Fugu-MT 論文翻訳(概要): 3DrawAgent: Teaching LLM to Draw in 3D with Early Contrastive Experience

論文の概要: 3DrawAgent: Teaching LLM to Draw in 3D with Early Contrastive Experience

arxiv url: http://arxiv.org/abs/2604.08042v1
Date: Thu, 09 Apr 2026 09:47:00 GMT
ステータス: 翻訳完了
システム内更新日: 2026-04-10 18:34:05.850117
Title: 3DrawAgent: Teaching LLM to Draw in 3D with Early Contrastive Experience
Title（参考訳）: 3DrawAgent: 初期のコントラスト体験による3Dの描画をLLMに教える
Authors: Hongcan Xiao, Xinyue Xiao, Yilin Wang, Yue Zhang, Yonggang Qi,
Abstract要約: 我々は3Dスケッチ生成のためのトレーニングフリーで言語駆動のフレームワークである3DrawAgentを紹介する。
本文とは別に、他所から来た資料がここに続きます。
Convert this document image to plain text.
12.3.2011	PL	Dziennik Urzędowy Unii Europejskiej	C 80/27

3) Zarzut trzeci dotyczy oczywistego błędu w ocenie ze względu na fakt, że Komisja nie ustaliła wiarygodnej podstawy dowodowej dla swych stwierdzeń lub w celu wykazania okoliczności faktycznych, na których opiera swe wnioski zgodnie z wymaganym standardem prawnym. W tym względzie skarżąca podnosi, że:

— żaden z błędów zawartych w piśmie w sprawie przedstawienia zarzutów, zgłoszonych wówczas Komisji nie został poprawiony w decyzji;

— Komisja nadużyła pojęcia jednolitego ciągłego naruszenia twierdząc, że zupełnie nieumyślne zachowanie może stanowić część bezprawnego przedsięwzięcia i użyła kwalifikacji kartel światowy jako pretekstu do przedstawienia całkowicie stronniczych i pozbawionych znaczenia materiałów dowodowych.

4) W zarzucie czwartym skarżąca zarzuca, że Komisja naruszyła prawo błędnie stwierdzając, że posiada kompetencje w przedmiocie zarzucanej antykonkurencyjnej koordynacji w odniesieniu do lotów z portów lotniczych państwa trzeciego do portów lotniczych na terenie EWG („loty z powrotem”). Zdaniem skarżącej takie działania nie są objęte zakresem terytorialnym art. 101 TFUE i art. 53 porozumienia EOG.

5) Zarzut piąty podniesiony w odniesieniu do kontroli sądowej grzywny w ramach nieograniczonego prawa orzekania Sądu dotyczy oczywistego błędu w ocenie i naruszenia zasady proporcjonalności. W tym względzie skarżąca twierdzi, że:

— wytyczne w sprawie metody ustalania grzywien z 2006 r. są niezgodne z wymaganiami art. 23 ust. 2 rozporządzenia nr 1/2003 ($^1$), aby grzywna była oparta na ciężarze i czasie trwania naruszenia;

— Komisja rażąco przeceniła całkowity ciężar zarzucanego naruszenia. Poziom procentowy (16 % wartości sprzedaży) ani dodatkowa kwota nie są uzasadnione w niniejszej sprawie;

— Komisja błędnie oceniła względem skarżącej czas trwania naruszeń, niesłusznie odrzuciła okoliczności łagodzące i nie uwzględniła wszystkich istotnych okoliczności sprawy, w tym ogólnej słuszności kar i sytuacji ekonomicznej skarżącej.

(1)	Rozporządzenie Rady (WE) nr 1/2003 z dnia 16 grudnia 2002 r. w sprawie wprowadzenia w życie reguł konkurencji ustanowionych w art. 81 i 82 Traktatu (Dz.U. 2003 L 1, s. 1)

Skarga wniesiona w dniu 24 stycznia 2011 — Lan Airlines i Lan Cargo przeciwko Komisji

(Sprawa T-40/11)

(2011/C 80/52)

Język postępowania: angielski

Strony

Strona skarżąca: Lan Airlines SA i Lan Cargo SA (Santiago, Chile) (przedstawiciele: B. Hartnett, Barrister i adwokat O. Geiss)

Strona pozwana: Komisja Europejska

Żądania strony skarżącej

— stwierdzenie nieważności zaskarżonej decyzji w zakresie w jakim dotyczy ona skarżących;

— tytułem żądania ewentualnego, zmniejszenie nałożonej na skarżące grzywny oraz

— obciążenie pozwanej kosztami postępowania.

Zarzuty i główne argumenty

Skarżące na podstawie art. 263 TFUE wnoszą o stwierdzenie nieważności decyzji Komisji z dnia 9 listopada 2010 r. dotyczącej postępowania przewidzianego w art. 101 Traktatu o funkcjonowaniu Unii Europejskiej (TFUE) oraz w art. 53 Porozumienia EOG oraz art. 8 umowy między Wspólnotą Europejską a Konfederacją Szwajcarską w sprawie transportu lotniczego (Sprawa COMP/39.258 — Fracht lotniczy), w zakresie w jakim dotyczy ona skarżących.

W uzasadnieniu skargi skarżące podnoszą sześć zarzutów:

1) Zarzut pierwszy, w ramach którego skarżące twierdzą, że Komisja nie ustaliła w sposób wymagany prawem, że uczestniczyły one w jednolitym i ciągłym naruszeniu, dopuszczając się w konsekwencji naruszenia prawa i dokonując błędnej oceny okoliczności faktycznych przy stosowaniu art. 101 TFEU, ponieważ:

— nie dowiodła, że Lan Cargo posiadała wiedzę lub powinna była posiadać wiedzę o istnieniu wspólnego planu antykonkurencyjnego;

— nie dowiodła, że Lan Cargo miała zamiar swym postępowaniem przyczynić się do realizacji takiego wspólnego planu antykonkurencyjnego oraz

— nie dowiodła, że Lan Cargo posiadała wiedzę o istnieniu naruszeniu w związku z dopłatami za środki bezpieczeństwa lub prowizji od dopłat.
従来の2Dスケッチエージェントとは異なり,本手法は相対的経験最適化戦略を導入する。 3DrawAgentは多種多様なテキストプロンプトから複雑で一貫性のある3Dベジエスケッチを生成することができることを示す。
参考スコア（独自算出の注目度）: 17.17661155254756
License: http://arxiv.org/licenses/nonexclusive-distrib/1.0/
Abstract: Sketching in 3D space enables expressive reasoning about shape, structure, and spatial relationships, yet generating 3D sketches through natural language remains a major challenge. In this work, we introduce 3DrawAgent, a training-free, language-driven framework for 3D sketch generation that leverages large language models (LLMs) to sequentially draw 3D Bezier curves under geometric feedback. Unlike prior 2D sketch agents, our method introduces a relative experience optimization strategy that adapts the recently proposed Group Reward Policy Optimization (GRPO) paradigm. Instead of relying on explicit ground-truth supervision, we construct pairwise comparisons among generated sketches, with each pair consisting of a relatively better and a worse result based on CLIP-based perceptual rewards and LLM-based fine-grained qualitative assessment. These experiences are then used to iteratively refine the prior knowledge of 3D drawing, enabling black-box reinforcement of the model's 3D awareness. This design allows our model to self-improve its spatial understanding and drawing quality without parameter updates. Experiments show that 3DrawAgent can generate complex and coherent 3D Bezier sketches from diverse textual prompts, exhibit emergent geometric reasoning, and generalize to novel shapes, establishing a new paradigm for advancing the field of training-free 3D sketch intelligence.
Abstract（参考訳）: 3D空間でのスケッチは、形状、構造、空間的関係に関する表現的推論を可能にするが、自然言語による3Dスケッチを生成することは大きな課題である。本研究では,大規模言語モデル(LLM)を利用して幾何学的フィードバックの下で3Dベジエ曲線を逐次描画する3DrawAgentを提案する。従来の2Dスケッチエージェントとは異なり,本手法では,最近提案されたグループリワードポリシー最適化(GRPO)パラダイムに適応した相対経験最適化戦略を導入する。 CLIPに基づく知覚的報酬とLLMに基づくきめ細かな定性評価に基づく比較的良い結果と悪い結果からなる、生成したスケッチ間のペアワイズ比較を構築する。これらの経験は、3D描画の以前の知識を反復的に洗練するために使用され、モデルの3D認識のブラックボックス強化を可能にする。この設計により,パラメータを更新することなく,空間的理解と描画品質を自己改善することができる。実験により、3DrawAgentは、多様なテキストプロンプトから複雑で一貫性のある3Dベジエスケッチを生成し、創発的な幾何学的推論を示し、新しい形状に一般化し、トレーニング不要な3Dスケッチインテリジェンス分野を前進させる新しいパラダイムを確立することができることが示された。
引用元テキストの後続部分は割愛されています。